I was at a conference with about 7,000 people, they made it very clear at the start of each session to turn the phones OFF - not even to vibrate. So one yahoo's phone rings during a very dynamic speaker - he, without missing a beat, runs down to the guy and asks for his phone - answers it with his mic still on and says he can't take the call since he's attending a conference. He was nice, but you should have seen the hundreds of people reaching to turn off their phones. I used to enjoy my cell phone now its Satan


----------



## battalionchief3 (Jun 27, 2006)

I only use my Jedi skills for good not evil...That seems pretty good to me..








May the force be with you.


----------



## OregonCampin (Mar 9, 2007)

I hate it when people talk on their cell phones in restaurants and other public places - I mean if I want to hear a phone conversation while I am eating a dinner out I will eat dinner at my desk at work!

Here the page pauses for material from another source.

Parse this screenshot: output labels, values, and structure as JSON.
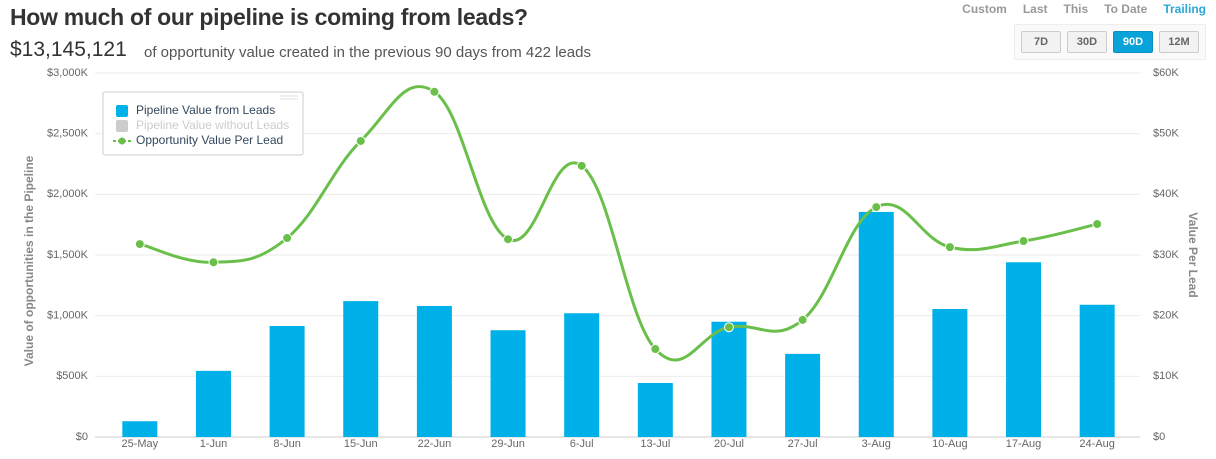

My husband had (note the HAD) a bad habit of this - we would just sit down to dinner and his phone would ring and sure enough, he would sit there and take the phone call (90% of the time it would be a work phone call). Needless to say, he is not a multi-tasker, so you cannot talk to him while he is on the phone, so I would make a point of talking at him and it would drive him crazy, so now he has learned to take it OUTSIDE! I will do that to other people too - if someone is on the phone near me I will talk as loud as I can until they get the hint saying things like " I sure wish someone would call me so you could listen to my conversation" or "I am SURE glad your wife/husband found out the results of their STD test came back ok" - yes, I can be a little obnoxious, but I want to enjoy my time as well and I really don't care that your sister/brother/friend just broke up with their gf/bf/spouse and "OMG" I can't believe they did that either!


----------



## mountainlady56 (Feb 13, 2006)

Doug30506 said:


> I want a button to push that totally fries the electronics in the vehicle 3 cars away. You know the one that BOOM BOOM BOOMS and vibrates through the body.


Doug,
Don't EVEN get me started!! My neighbor has a trunk full of speakers in his trunk, and, unfortunately, he parks close to the privacy fence (mine) that separates our property, which is only about 15' from my bedroom. After calling the law to him not once, not twice, not even THREE times, and him cutting it down when the officer was driving up and turning it back up when the officer left, I flagged down a deputy for the FOURTH intervention. The deputy said he could either turn the music down, or take a trip downtown with him, it was his choice. We have a noise ordinance, but this guy starts drinking and doesn't care. ARGH!! We've been toe-to-toe over this several times, but now, I let the law officers handle it. Haven't had any more trouble, since this incident. I had a migraine, and left home, with no business driving, to escape the music, until I flagged down the deputy. You have NO idea how much I would love to use my 38 special on those woofers!!








Darlene


----------